Non basta la lesione della privacy per ottenere risarcimento del danno
Il fatto che il Garante della protezione dei dati personali riconosca che l’interessato ha subìto una violazione della propria riservatezza, non comporta che quest’ultimo abbia automaticamente diritto ad ottenere un risarcimento del danno.
Lo ha evidenziato il caso di un uomo il cui volto era stato suo malgrado inserito in un servizio televisivo come persona che avrebbe posto in essere un tentativo di truffa, e per tale ragione si era rivolto all’Autorità per la privacy, la quale aveva effettivamente accertato un trattamento illecito dei suoi dati personali con la diffusione dell’immagine avvenuta in violazione degli articoli 10 cc e 96 e 97 Legge 633/41.

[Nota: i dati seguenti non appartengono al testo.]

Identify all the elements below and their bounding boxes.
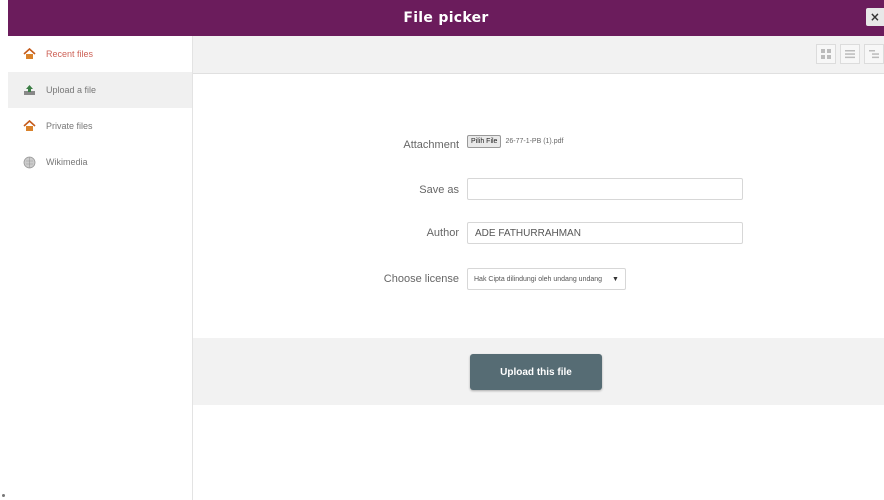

Il Garante aveva inoltre ipotizzato che il ricorrente, avendo successivamente subìto una diminuzione degli affari a seguito di tali circostanze, avesse potuto rivolgersi al tribunale competente per chiedere un risarcimento.

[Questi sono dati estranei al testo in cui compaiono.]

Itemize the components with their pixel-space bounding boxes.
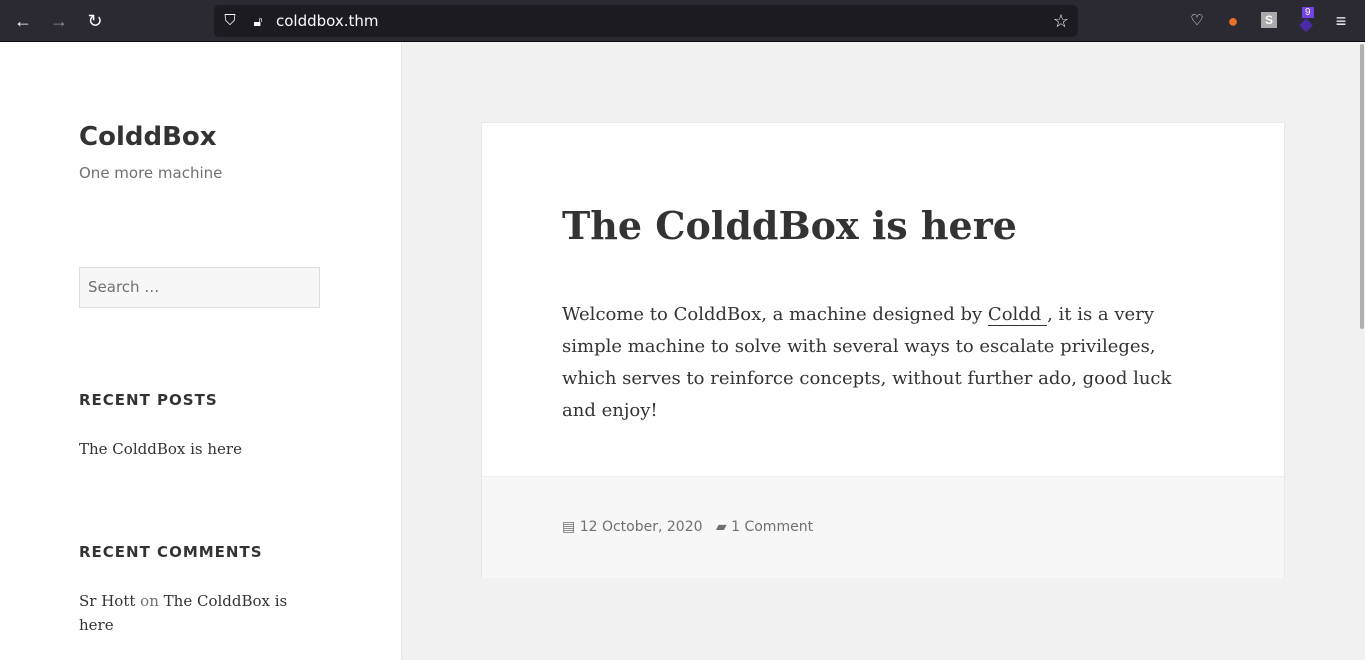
recent-post-link[interactable]: The ColddBox is here: [79, 437, 309, 461]
menu-icon[interactable]: ≡: [1330, 11, 1352, 31]
shield-icon[interactable]: ⛉: [219, 11, 241, 31]
post-text: Welcome to ColddBox, a machine designed …: [562, 304, 988, 325]
recent-posts-heading: RECENT POSTS: [79, 391, 218, 409]
reload-icon[interactable]: ↻: [84, 11, 106, 31]
comment-author[interactable]: Sr Hott: [79, 592, 135, 610]
recent-comment: Sr Hott on The ColddBox is here: [79, 589, 309, 637]
pocket-icon[interactable]: ♡: [1186, 11, 1208, 31]
post-meta: ▤ 12 October, 2020 ▰ 1 Comment: [482, 476, 1284, 578]
comment-on: on: [140, 592, 159, 610]
browser-toolbar: ← → ↻ ⛉ 🔓︎ colddbox.thm ☆ ♡ ● S ◆ 9 ≡: [0, 0, 1365, 42]
bookmark-star-icon[interactable]: ☆: [1050, 11, 1072, 31]
back-icon[interactable]: ←: [12, 11, 34, 31]
sidebar: ColddBox One more machine Search … RECEN…: [0, 42, 402, 660]
recent-comments-heading: RECENT COMMENTS: [79, 543, 263, 561]
comments-link[interactable]: 1 Comment: [731, 519, 813, 535]
extension-fox-icon[interactable]: ●: [1222, 11, 1244, 31]
forward-icon[interactable]: →: [48, 11, 70, 31]
author-link[interactable]: Coldd: [987, 304, 1048, 326]
post-card: The ColddBox is here Welcome to ColddBox…: [481, 122, 1285, 578]
extension-badge: 9: [1302, 7, 1314, 18]
post-body: Welcome to ColddBox, a machine designed …: [562, 299, 1207, 427]
url-bar[interactable]: ⛉ 🔓︎ colddbox.thm ☆: [214, 5, 1078, 37]
search-input[interactable]: Search …: [79, 267, 320, 308]
site-tagline: One more machine: [79, 164, 223, 182]
calendar-icon: ▤: [562, 519, 576, 535]
insecure-lock-icon[interactable]: 🔓︎: [247, 11, 269, 31]
url-text[interactable]: colddbox.thm: [276, 12, 379, 30]
post-title[interactable]: The ColddBox is here: [562, 203, 1017, 248]
site-title[interactable]: ColddBox: [79, 122, 217, 152]
post-date[interactable]: 12 October, 2020: [580, 519, 703, 535]
scrollbar[interactable]: [1360, 44, 1364, 329]
comment-icon: ▰: [715, 519, 727, 535]
extension-s-icon[interactable]: S: [1261, 12, 1277, 28]
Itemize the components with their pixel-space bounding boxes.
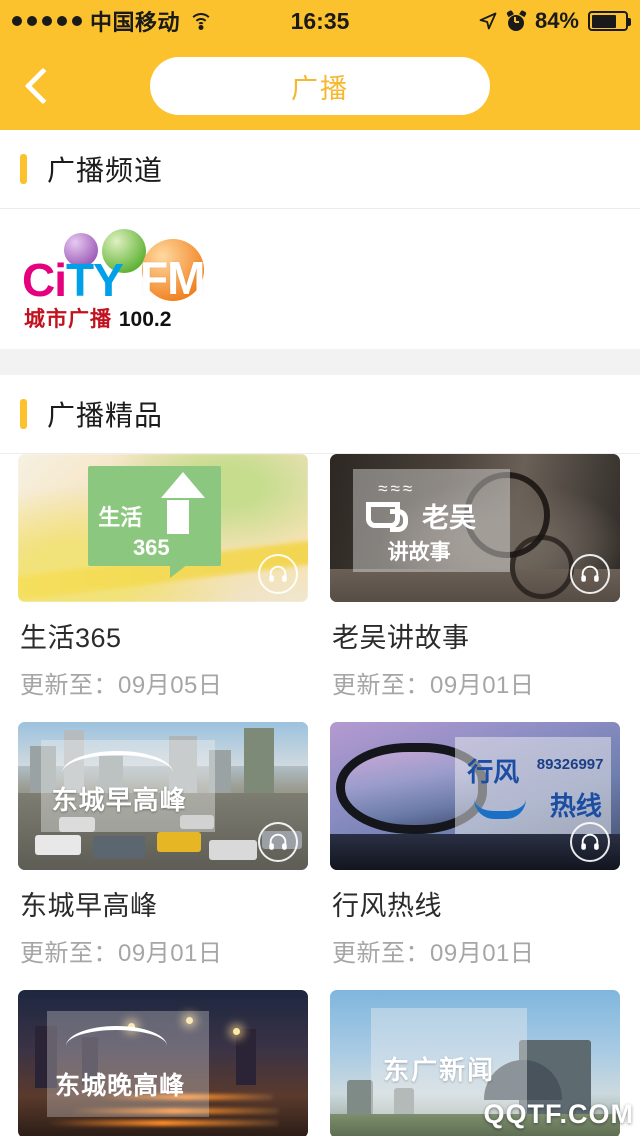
channel-logo-subtitle: 城市广播 100.2 (24, 303, 171, 333)
headphones-icon[interactable] (258, 554, 298, 594)
program-logo-overlay: 行风 89326997 热线 (454, 736, 612, 835)
coffee-cup-icon (365, 501, 408, 532)
program-card[interactable]: 东城晚高峰 东城晚高峰 (18, 990, 308, 1136)
logo-text-line1: 东广新闻 (383, 1055, 496, 1086)
program-logo-overlay: 东城早高峰 (41, 739, 216, 832)
page-title: 广播 (291, 73, 349, 104)
update-date: 09月01日 (430, 940, 535, 967)
program-card[interactable]: 东城早高峰 东城早高峰 更新至：09月01日 (18, 722, 308, 968)
channel-logo-city-text: CiTY (22, 254, 124, 306)
logo-letter-y: Y (93, 254, 124, 306)
logo-text-line2: 讲故事 (387, 541, 451, 565)
battery-icon (588, 11, 631, 31)
logo-phone-number: 89326997 (536, 756, 604, 774)
logo-letter-c: C (22, 254, 55, 306)
update-label: 更新至： (332, 672, 430, 699)
update-date: 09月01日 (430, 672, 535, 699)
headphones-icon[interactable] (570, 822, 610, 862)
logo-letter-t: T (66, 254, 94, 306)
program-update-info: 更新至：09月01日 (20, 933, 308, 968)
program-card[interactable]: 行风 89326997 热线 行风热线 更新至：09月01日 (330, 722, 620, 968)
update-date: 09月01日 (118, 940, 223, 967)
update-label: 更新至： (332, 940, 430, 967)
headphones-icon[interactable] (258, 822, 298, 862)
alarm-clock-icon (506, 9, 527, 31)
logo-text-line1: 生活 (98, 505, 143, 531)
logo-text-line2: 365 (132, 535, 170, 561)
back-button[interactable] (0, 42, 86, 130)
program-title: 东城早高峰 (20, 891, 158, 921)
update-label: 更新至： (20, 940, 118, 967)
program-logo-overlay: ≈≈≈ 老吴 讲故事 (353, 468, 510, 573)
program-update-info: 更新至：09月05日 (20, 665, 308, 700)
site-watermark: QQTF.COM (483, 1099, 634, 1129)
headphones-icon[interactable] (570, 554, 610, 594)
car-outline-icon (62, 750, 174, 773)
channel-frequency: 100.2 (118, 308, 172, 331)
logo-text-line1: 老吴 (422, 502, 477, 533)
logo-text-line1: 东城晚高峰 (55, 1072, 186, 1101)
car-outline-icon (66, 1025, 168, 1046)
channel-logo-fm-text: FM (140, 252, 205, 304)
section-header-featured: 广播精品 (0, 375, 640, 453)
section-title: 广播精品 (47, 400, 164, 431)
update-date: 09月05日 (118, 672, 223, 699)
program-thumbnail: 生活 365 (18, 454, 308, 602)
section-spacer (0, 349, 640, 375)
section-title: 广播频道 (47, 155, 164, 186)
program-title: 行风热线 (332, 891, 442, 921)
section-accent-bar (20, 399, 27, 429)
chevron-left-icon (24, 67, 62, 105)
phone-handset-icon (473, 799, 526, 819)
nav-bar: 广播 (0, 42, 640, 130)
program-logo-overlay: 东城晚高峰 (47, 1010, 210, 1118)
program-grid: 生活 365 生活365 更新至：09月05日 ≈≈≈ 老吴 讲故事 老吴讲故事… (0, 454, 640, 1136)
page-title-pill: 广播 (150, 57, 490, 115)
channel-list: CiTY FM 城市广播 100.2 (0, 209, 640, 349)
channel-item-cityfm[interactable]: CiTY FM 城市广播 100.2 (22, 229, 218, 331)
logo-steam: ≈≈≈ (378, 479, 416, 499)
app-screen: 中国移动 16:35 84% 广播 广播频道 CiTY FM 城市广播 100.… (0, 0, 640, 1136)
program-thumbnail: 行风 89326997 热线 (330, 722, 620, 870)
status-bar-clock: 16:35 (290, 7, 350, 34)
program-title: 生活365 (20, 623, 122, 653)
program-thumbnail: ≈≈≈ 老吴 讲故事 (330, 454, 620, 602)
logo-text-line1: 东城早高峰 (51, 784, 187, 815)
program-title: 老吴讲故事 (332, 623, 470, 653)
program-card[interactable]: ≈≈≈ 老吴 讲故事 老吴讲故事 更新至：09月01日 (330, 454, 620, 700)
program-card[interactable]: 生活 365 生活365 更新至：09月05日 (18, 454, 308, 700)
program-update-info: 更新至：09月01日 (332, 933, 620, 968)
program-update-info: 更新至：09月01日 (332, 665, 620, 700)
section-accent-bar (20, 154, 27, 184)
logo-text-line1: 行风 (467, 757, 520, 788)
program-thumbnail: 东城晚高峰 (18, 990, 308, 1136)
section-header-channels: 广播频道 (0, 130, 640, 208)
program-thumbnail: 东城早高峰 (18, 722, 308, 870)
program-logo-overlay: 生活 365 (87, 465, 221, 578)
logo-text-line2: 热线 (549, 790, 602, 821)
channel-subtitle-cn: 城市广播 (24, 308, 112, 331)
logo-letter-i: i (54, 254, 67, 306)
update-label: 更新至： (20, 672, 118, 699)
status-bar: 中国移动 16:35 84% (0, 0, 640, 42)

Forte della pronuncia del Garante l’uomo aveva quindi deciso di costituirsi parte civile per ottenere un cospicuo risarcimento dei danni, quantificato dai suoi legali in “almeno 420.000 euro”.
Tuttavia, quando il caso è arrivato in Cassazione, con l’ordinanza numero 2685 del 30 gennaio 2023, i giudici della suprema corte hanno ritenuto che la contrazione degli affari riscontrata dal ricorrente si sarebbe verificata in ogni caso, vale a dire anche senza la diffusione della sua immagine divulgata nel corso della trasmissione televisiva.

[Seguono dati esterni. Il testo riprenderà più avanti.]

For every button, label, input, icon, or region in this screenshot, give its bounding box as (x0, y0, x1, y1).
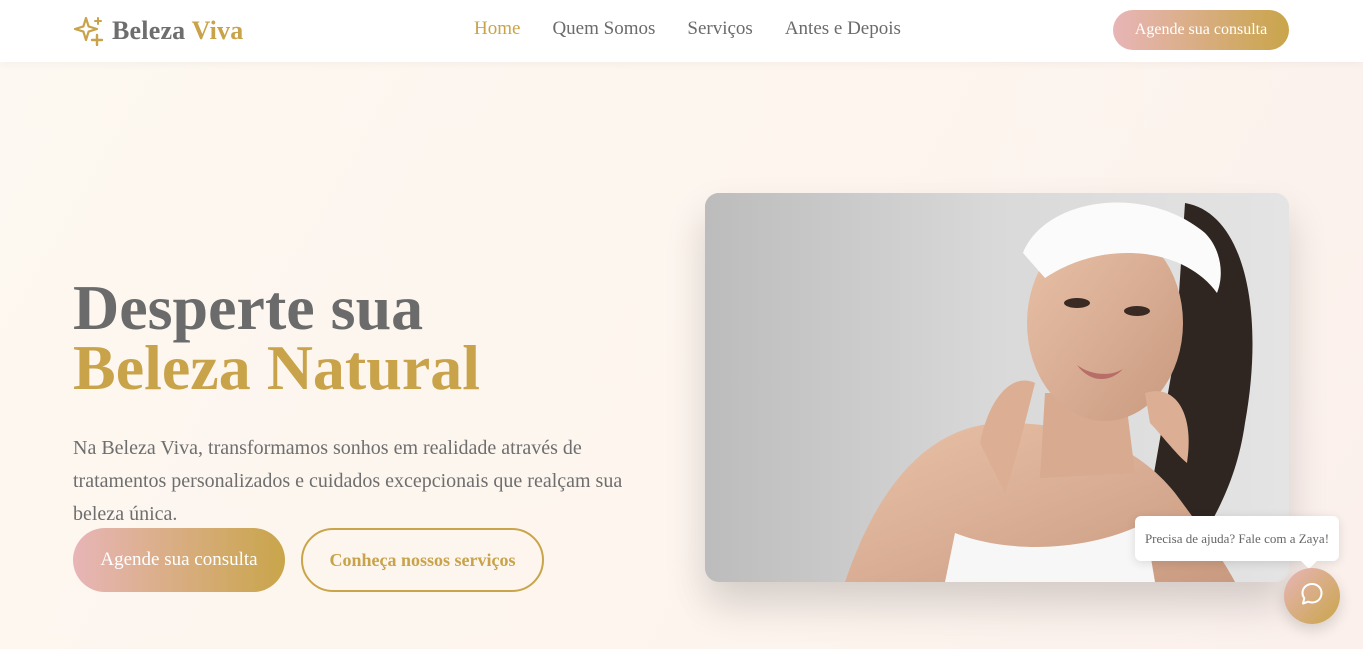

Come riporta un articolo pubblicato sulla testata giuridica Studio Cataldi che tratta il caso, “secondo i giudici la diffusione della notizia è stata perfettamente lecita in virtù del diritto di cronaca. Al contrario, l’illecito è consistito nel raffigurare, all’interno del filmato, l’immagine dell’interessato in quanto dato personale eccedente rispetto alla finalità di divulgazione della notizia. Sarebbe stato sufficiente citare i nomi dei soggetti coinvolti nella vicenda, senza necessariamente mostrarne anche il volto. Tale illecito, però, non comporta in automatico un risarcimento del danno a seguito della diminuzione della mole di lavoro.”
La Cassazione, ha quindi respinto le richieste dell’interessato, ricordando che anche nei casi in cui sia stato accertato un illecito trattamento di dati personali, il risarcimento del danno non scatta in automatico ma deve essere adeguatamente dimostrato.